D – Wholesalers different data bases – for each wholesaler, with the information they want of what is really available in the market, and they sell, and with their own home barcode for “barcode orphan drugs”.
E – Doctor’s different data bases coming from Social Security Department data base with information that no one knows what criteria was used, to collect from C.
F– Each pharmacy own database with the information of what they sell and their own barcodes for the daughters of the wholesaler “barcode orphan drugs”.
As anyone can see, the source is the same for all data bases, but the criteria that the owners of the other data bases follow are all different and information is corrupted so that prescriptions were perfect and it was only a technical error that engineered the thousands of invalid prescriptions.
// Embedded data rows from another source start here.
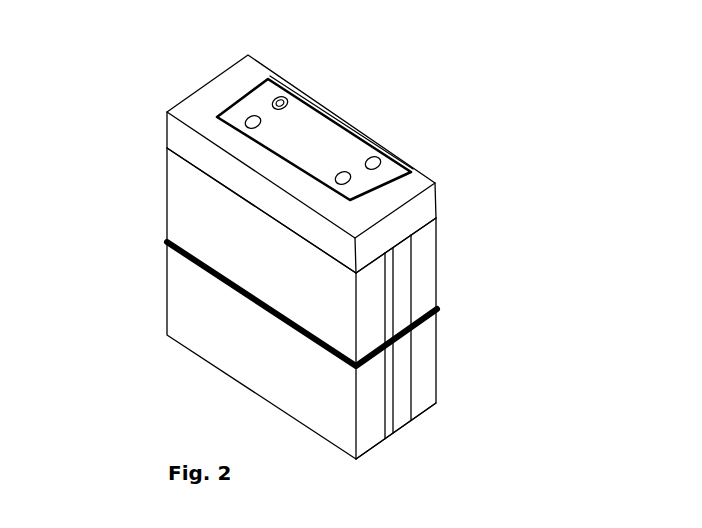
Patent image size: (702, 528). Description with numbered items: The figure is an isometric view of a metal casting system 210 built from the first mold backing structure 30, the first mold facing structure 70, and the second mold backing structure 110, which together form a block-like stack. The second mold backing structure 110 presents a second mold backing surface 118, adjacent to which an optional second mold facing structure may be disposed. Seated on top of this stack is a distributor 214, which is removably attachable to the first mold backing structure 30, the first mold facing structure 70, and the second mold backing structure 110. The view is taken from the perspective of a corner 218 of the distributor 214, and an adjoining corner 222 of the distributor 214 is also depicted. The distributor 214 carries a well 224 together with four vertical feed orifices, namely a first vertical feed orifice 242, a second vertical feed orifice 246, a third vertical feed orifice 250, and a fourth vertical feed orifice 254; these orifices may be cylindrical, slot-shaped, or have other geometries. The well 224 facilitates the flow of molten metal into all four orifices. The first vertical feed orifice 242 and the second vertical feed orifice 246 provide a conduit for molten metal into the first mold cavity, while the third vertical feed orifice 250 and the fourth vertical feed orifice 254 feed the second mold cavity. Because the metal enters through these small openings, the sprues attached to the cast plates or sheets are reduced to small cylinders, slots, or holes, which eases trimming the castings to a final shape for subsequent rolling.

The second mold backing structure 110 is at (431, 409).
The first mold backing structure 30 is at (407, 428).
The first mold facing structure 70 is at (372, 448).
The second mold backing surface 118 is at (220, 282).
The metal casting system 210 is at (155, 170).
The distributor 214 is at (302, 115).
The corner 218 is at (359, 226).
The adjoining corner 222 is at (375, 284).
The well 224 is at (287, 98).
The first vertical feed orifice 242 is at (253, 116).
The second vertical feed orifice 246 is at (341, 176).
The third vertical feed orifice 250 is at (280, 96).
The fourth vertical feed orifice 254 is at (374, 160).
The “barcode orphan drugs” – because of these errors a wholesaler could have a drug with a barcode that no system would recognize, and so they would give that drug a “home” barcode beginning with number one; if a pharmacy wanted it, they would have to call the wholesaler and ask for the drug’s name, to make another home data sheet entry with a different code also starting with number one, and that is why we then had the daughters of the wholesaler’s “barcode orphan drugs”.
Not to mention the consequences of this problem on the inventory, a data base full of wrong entries, and the headache it was to make the official reports each month, there were/are changes every day with new co participation schemes and new generics prices to add further confusion to the madness we were/are living. Public health was never at stake, each pharmacy has one person continually checking prescriptions to see if there are human errors, and the problem was purely technical.
I started by telling my team to never order a new medicine computer generated but to first call the wholesaler to know what was the right barcode and only when the drug arrived in the pharmacy would we make a new data sheet entry with the right barcode.
Then, I investigated further and saw that there were two system crashes each day that no one notices, but that were/are somewhat responsible for the Merry-Go -Round.
Finally, I performed several barcodes algorithmic analysis.
Example: 88795670 – in this number there are three digits that I know identify the pharma company, the medicine and whether it is available in the market, so, I am the only person that can open an entry from the specialties dictionary without worrying about wrong entries.
I also saw all the other “things” that added further problems with barcodes, such as M&A, new packages, new drug names, etc, etc, I became an expert on pharmaceutical barcodes, but I reduced thousands of “invalid” prescriptions to the average 10.
Notwithstanding the fact that we lived a terrible nightmare for some three years, because it was the billing payment that was at stake, I find it amusing that such a big mess could be triggered by the generics invasion and misleading databases’.